As well as use visual tools, such as video and pictures, to try and get the brand across through digital channels, Rituals uses social media to raise awareness and gain engagement with both its existing customers and potential customers.
Consumers tend to be very loyal to a particular cosmetics brand, which can be a challenge when trying to draw new customers in, and Van der Zee said the Rituals brand is “extremely active” on social.
Social media is almost becoming a channel on its own, with a majority of younger people saying they want to buy products directly through social channels and claiming what they see on social media impacts what they buy.
Rituals also has a team of designers in-house who try to work on helping customers to experience the brand’s products in the same way through digital channels as they would in store. “That first moment, deciding whether you like the brand or not, is our challenge – particularly online,” he said.
A tool for customer service
In many cases for retailers, as well as using social media to connect the in-store and online dots, it is being used as a tool for customer service.
David Liversidge, director of CRM for Barclays, said the bank uses social media as a type of marketing channel, but also for responding to customer concerns before they become more of a problem or official complaint.
This is becoming increasingly important as consumers expect their experience with a retail to be more joined up across channels or personalised to them, and Liversidge explained Barclays ensures customers can access its services through any channel and are given a “choice of what channel they wish to start in”.
But he also said it is important that emerging technologies such as artificial intelligence (AI) are used to notice things humans can’t and predict what customers might want or ask about next – making the customer feel more like a brand knows them.

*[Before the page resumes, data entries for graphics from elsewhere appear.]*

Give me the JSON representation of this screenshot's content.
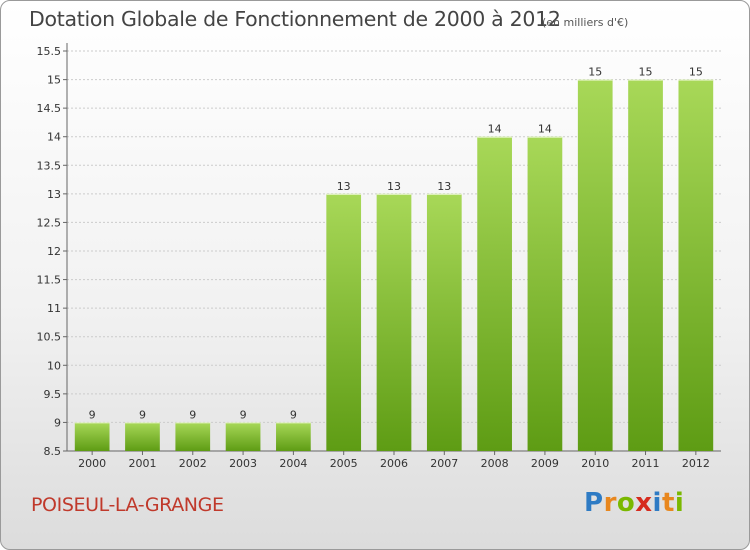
{
  "header": {
    "title": "Dotation Globale de Fonctionnement de 2000 à 2012",
    "subtitle": "(en milliers d'€)"
  },
  "footer": {
    "town": "POISEUL-LA-GRANGE",
    "logo_letters": [
      "P",
      "r",
      "o",
      "x",
      "i",
      "t",
      "i"
    ],
    "logo_colors": [
      "#2e7bc4",
      "#e8871e",
      "#7ab800",
      "#d62b1e",
      "#2e7bc4",
      "#e8871e",
      "#7ab800"
    ]
  },
  "colors": {
    "bar_light": "#a8d858",
    "bar_dark": "#5e9c14",
    "gridline": "#cccccc"
  },
  "chart_data": {
    "type": "bar",
    "title": "Dotation Globale de Fonctionnement de 2000 à 2012",
    "subtitle": "(en milliers d'€)",
    "categories": [
      "2000",
      "2001",
      "2002",
      "2003",
      "2004",
      "2005",
      "2006",
      "2007",
      "2008",
      "2009",
      "2010",
      "2011",
      "2012"
    ],
    "values": [
      9,
      9,
      9,
      9,
      9,
      13,
      13,
      13,
      14,
      14,
      15,
      15,
      15
    ],
    "data_labels": [
      "9",
      "9",
      "9",
      "9",
      "9",
      "13",
      "13",
      "13",
      "14",
      "14",
      "15",
      "15",
      "15"
    ],
    "ylim": [
      8.5,
      15.5
    ],
    "yticks": [
      8.5,
      9,
      9.5,
      10,
      10.5,
      11,
      11.5,
      12,
      12.5,
      13,
      13.5,
      14,
      14.5,
      15,
      15.5
    ],
    "ytick_labels": [
      "8.5",
      "9",
      "9.5",
      "10",
      "10.5",
      "11",
      "11.5",
      "12",
      "12.5",
      "13",
      "13.5",
      "14",
      "14.5",
      "15",
      "15.5"
    ],
    "grid": true,
    "legend": "none"
  }
}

Marks & Spencer’s Sibbert said ensuring a good customer experience and meeting customer expectations this way is becoming increasingly difficult to do, not only because retailers like Amazon have given consumers the “now” mentality, but also because as these expectations are met, consumer expectation then increases.
“I think there’s actually an expectation from customers that they get the royal treatment all of the time,” he said. “We’re almost our own worst enemy at trying to retain that mantle, it’s really difficult. Customer expectations are changing all the time.”
Many retailers are using technologies such as AI and automation to predict consumer behaviour and properly target customers as individuals, but not all retailers are in the same boat when trying to figure out how to adopt these technologies. “Take incremental steps, do stuff, see if it works and move on,” said Sibbert.